For the last two months, I feel like we’ve been living in a bubble. Since I had my surgery everything medical for my children has been on hold. I was focused on my recovery and spent most of my time alone, while my husband was in survival mode to take care of all of us. There was no time to think about anything else.
Yesterday, we were brought back to reality when Allison stepped on a metal piping tip, taking a chunk out of her foot which required a trip to the emergency room for stitches. Today she had a scheduled follow-up appointment with her neurologist which entailed referrals for new evaluations and testing. The neurologist feels that Allison’s gait issues are from hypermobile joints and wants her evaluated by a physiatrist and geneticist. She’s still having swallowing issues and has recently started to complain about chest pain and stomach pain so she wants her to see a gastroenterologist and have a swallow study done with a speech pathologist. Add all of that to the neurosurgeon’s request for repeat brain and spine MRIs and a renal ultrasound and we are going to have a busy few months ahead of us.

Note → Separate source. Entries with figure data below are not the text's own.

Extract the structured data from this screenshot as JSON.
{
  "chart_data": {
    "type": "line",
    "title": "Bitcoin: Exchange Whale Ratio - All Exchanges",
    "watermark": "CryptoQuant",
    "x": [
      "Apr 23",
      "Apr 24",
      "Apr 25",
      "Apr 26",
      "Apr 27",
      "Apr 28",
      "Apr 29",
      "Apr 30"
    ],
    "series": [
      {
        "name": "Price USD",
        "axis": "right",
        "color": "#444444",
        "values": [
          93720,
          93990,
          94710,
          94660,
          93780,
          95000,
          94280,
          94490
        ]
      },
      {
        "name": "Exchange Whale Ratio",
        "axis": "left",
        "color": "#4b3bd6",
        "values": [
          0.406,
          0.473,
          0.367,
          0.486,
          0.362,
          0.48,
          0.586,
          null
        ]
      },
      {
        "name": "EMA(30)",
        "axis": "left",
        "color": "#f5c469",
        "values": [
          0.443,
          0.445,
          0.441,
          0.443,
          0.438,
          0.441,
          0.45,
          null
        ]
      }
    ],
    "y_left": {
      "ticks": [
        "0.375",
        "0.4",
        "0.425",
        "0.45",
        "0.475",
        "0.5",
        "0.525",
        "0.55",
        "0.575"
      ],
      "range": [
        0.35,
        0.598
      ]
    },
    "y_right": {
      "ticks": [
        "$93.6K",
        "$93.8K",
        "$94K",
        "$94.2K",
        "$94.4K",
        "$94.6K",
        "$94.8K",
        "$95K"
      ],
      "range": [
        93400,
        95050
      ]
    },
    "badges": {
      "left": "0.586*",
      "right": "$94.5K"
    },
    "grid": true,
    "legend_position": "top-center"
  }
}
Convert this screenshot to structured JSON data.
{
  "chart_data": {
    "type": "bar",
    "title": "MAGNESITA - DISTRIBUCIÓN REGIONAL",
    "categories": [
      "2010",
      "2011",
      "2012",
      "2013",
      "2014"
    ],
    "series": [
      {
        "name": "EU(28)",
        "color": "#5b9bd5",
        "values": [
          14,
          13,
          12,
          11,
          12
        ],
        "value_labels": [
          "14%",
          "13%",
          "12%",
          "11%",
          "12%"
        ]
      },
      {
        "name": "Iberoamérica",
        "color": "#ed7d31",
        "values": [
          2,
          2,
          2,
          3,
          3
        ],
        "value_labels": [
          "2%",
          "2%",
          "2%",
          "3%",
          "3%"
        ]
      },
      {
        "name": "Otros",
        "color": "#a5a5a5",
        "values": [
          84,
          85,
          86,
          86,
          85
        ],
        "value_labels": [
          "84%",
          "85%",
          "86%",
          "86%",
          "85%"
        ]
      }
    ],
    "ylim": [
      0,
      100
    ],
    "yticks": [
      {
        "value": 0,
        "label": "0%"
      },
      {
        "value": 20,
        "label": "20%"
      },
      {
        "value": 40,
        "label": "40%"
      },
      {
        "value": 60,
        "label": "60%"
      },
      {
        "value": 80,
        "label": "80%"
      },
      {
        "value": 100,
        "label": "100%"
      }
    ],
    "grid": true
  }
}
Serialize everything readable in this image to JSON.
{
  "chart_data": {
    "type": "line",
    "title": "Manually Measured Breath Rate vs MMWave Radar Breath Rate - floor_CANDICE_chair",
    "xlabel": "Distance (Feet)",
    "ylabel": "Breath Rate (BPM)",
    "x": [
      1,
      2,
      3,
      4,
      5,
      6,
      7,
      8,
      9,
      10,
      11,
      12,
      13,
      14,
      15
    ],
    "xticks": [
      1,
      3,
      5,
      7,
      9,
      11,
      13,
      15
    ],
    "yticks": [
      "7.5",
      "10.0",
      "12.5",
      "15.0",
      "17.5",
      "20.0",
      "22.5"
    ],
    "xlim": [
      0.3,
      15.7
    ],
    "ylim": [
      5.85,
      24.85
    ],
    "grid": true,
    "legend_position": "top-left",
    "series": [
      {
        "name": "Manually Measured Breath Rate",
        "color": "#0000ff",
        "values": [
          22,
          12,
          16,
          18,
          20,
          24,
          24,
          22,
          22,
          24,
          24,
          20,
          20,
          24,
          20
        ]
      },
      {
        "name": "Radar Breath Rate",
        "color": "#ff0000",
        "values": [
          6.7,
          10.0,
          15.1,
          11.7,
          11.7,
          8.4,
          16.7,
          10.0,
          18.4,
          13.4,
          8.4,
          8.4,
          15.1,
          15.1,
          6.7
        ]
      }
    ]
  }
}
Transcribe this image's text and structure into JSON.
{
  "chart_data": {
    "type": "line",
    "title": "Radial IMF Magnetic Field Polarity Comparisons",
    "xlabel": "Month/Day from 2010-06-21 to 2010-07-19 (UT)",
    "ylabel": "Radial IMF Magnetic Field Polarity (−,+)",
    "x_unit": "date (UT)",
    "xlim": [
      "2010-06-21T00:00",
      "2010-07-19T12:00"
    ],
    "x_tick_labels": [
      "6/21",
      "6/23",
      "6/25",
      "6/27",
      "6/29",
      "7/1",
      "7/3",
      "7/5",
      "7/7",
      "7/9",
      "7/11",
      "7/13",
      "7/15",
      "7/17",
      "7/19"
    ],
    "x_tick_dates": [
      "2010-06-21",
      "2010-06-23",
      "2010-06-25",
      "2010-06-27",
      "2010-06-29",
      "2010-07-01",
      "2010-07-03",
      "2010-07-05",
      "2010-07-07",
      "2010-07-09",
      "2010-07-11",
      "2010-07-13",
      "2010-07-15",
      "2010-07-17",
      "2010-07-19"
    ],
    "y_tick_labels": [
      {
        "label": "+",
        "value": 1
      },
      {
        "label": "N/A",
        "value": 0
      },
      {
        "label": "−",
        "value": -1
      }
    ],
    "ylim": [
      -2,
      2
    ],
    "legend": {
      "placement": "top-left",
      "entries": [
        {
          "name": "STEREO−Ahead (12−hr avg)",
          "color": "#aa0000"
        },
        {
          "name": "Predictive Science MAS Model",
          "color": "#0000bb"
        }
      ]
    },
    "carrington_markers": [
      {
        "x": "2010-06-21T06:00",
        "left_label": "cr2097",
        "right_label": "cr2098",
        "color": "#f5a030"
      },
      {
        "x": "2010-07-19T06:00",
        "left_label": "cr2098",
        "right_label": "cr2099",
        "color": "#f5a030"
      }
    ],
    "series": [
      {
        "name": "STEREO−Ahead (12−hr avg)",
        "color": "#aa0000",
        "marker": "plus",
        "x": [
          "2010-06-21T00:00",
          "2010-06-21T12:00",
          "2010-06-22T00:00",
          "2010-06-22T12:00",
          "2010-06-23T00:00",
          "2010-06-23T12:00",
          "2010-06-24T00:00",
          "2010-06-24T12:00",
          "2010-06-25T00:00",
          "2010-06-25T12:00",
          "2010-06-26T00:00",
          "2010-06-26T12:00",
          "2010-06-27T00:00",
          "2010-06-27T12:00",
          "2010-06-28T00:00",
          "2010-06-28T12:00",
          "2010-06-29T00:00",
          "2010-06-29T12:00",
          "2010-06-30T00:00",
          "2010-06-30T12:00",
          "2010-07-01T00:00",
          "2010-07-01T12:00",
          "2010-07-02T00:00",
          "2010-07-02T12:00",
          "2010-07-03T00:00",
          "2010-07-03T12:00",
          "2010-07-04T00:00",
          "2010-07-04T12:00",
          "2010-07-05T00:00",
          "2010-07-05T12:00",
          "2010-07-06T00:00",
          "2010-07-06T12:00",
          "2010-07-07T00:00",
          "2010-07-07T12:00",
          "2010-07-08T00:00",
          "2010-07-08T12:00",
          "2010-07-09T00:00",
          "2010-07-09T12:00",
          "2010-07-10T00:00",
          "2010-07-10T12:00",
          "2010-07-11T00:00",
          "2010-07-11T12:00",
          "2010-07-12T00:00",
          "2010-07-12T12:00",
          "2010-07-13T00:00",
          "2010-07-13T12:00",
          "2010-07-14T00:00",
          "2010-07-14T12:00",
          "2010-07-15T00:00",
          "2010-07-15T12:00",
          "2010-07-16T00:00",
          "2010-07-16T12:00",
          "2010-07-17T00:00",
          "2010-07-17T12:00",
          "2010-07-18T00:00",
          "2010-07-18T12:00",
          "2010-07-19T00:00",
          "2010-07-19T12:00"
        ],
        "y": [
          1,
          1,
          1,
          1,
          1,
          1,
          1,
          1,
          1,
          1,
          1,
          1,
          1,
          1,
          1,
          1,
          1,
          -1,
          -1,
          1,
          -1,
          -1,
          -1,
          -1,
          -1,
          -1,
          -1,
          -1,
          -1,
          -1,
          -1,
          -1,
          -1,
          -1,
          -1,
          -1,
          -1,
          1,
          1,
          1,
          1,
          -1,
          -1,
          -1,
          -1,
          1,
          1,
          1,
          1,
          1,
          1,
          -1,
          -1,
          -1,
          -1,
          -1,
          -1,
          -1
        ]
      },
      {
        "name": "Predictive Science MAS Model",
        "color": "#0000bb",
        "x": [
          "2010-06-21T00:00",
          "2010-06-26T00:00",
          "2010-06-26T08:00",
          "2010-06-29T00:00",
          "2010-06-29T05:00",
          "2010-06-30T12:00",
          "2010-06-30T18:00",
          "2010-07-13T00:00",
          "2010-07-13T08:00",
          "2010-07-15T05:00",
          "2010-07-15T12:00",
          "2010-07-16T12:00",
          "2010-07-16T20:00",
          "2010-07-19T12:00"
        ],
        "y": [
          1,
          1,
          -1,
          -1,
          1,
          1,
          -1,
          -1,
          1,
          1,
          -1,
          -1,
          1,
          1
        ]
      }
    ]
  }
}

I feel like we are being thrown back into the deep end. Two months doesn’t sound like a long time, but when your days and weeks are constantly consumed by doctors appointments and medical testing and then you get a reprieve, it is so easy to forget what that life was like. Every day I was on the phone scheduling an appointment or meeting with a doctor to discuss the issues at hand and what to do next.
I should be mentally rested, but somehow that feeling of being overwhelmed crept right back in. Allison has been traumatized by her surgery and becomes upset and fearful at the mention of a doctor’s appointment. The thought of putting her through anything more is heartbreaking, plus the uncertainty of what they’ll find is more than I can handle. I want to go back to our bubble where we could get through each day without the stress of the outside world. I want my babies to be healthy and not require numerous visits, tests, and surgeries. But most of all, I want to push away the guilt I feel for passing on these illnesses.